2014-03-05
10:15 at HCI J 574

Molecular Thermodynamics for Chemical Process and Product Design

Ioannis G. Economou

Texas A+M University at Qatar, Chemical Engineering Program, Doha, Qatar and National Center for Scientific Research “Demokritos”, Aghia Paraskevi, Greece

The accurate knowledge of physical properties and phase equilibria of complex fluids is a critical factor towards the design and optimization of chemical processes and novel products.
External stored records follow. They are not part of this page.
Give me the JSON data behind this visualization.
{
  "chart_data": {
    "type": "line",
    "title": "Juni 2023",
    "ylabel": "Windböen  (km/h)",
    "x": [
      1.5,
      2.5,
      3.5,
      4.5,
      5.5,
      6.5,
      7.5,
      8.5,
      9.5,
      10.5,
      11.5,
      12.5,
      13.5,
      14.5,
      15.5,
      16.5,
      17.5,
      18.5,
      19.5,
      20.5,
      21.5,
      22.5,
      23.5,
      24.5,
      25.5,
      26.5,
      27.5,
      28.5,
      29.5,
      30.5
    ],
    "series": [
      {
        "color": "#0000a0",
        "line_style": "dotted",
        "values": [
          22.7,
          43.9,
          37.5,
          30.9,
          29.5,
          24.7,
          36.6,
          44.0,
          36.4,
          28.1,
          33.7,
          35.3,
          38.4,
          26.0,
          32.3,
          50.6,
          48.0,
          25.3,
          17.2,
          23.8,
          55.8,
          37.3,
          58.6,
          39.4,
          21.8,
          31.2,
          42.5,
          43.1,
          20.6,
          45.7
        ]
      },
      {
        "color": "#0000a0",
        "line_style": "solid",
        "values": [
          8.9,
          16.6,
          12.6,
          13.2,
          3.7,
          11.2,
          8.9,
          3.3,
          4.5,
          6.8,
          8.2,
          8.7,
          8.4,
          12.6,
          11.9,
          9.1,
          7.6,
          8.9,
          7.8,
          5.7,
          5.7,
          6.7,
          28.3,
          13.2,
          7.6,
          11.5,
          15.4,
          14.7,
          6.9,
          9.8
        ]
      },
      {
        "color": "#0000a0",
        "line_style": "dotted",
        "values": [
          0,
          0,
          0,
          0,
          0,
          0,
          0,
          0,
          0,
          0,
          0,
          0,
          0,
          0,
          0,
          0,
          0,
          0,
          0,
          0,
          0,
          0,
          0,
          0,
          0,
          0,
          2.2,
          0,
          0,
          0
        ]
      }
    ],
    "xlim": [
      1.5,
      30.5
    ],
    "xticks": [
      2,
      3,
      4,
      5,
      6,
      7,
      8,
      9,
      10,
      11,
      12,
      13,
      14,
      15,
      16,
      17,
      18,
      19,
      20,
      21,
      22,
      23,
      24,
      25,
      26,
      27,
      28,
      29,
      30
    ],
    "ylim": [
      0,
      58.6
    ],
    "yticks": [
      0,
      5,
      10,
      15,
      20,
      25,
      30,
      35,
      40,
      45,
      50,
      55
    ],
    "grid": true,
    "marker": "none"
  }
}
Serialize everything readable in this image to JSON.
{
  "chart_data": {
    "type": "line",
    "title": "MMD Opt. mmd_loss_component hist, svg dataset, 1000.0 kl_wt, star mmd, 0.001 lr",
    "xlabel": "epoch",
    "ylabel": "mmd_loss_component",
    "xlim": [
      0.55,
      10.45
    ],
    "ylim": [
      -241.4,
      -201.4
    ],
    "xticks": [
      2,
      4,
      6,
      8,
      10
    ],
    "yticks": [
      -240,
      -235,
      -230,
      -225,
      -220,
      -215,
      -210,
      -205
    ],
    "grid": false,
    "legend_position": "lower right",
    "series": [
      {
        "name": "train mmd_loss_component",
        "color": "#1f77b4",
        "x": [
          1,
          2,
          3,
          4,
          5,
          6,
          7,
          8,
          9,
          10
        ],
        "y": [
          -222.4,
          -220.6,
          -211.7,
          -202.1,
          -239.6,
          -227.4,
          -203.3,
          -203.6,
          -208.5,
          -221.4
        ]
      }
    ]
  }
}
Experimental measurements are often limited by temperature and pressure conditions, toxicity, flammability or instability of one or more of the components, cost, etc. Thermodynamic models with strong physical basis provide the means to understand and quantify interactions and phenomena at the molecular and mesoscopic level and eventually predict macroscopic properties of interest. The unprecedented increase of computing power at relatively low price in recent decades has allowed the development of predictive methods that span the entire range of length and time scales, from sub-atomic quantum mechanical calculations up to macroscopic equations of state. In this presentation, we will discuss molecular simulation methods that are used widely for chemical process and product design. Molecular Dynamics (MD) allows the accurate study of a physical system as it evolves over time and the calculation of macroscopic properties as statistical averages. In this respect, one can calculate both equilibrium thermodynamic properties and time-dependent transport and dynamic properties. We will discuss a few examples from our recent research, mainly associated with the oil & gas industry. In the first example, we use MD to predict the diffusivity of gases (carbon monoxide, hydrogen and water) in heavy n-alkanes at elevated temperature and pressure. Predictions are subsequently used for the design of a Fischer-Tropsch process known as Gas-To-Liquid that allows formation of high value hydrocarbons from natural gas. The second example is driven by the need to develop efficient technologies for CO2 capture and sequestration, which are critical for the control of greenhouse gas concentration in the atmosphere. Here, we use MD simulations to predict the diffusivity of CO2 in H2O at various temperatures and pressures. In all cases, the use of a realistic and accurate force-field for the calculation of intermolecular interactions plays a critical role. Finally, we will present recent work on the development of a statistical mechanics-based equation of state for the prediction of complex mixture phase equilibria. Representative examples for the case of highly polar mixtures will be discussed. In all cases, comparison against experimental data will be presented.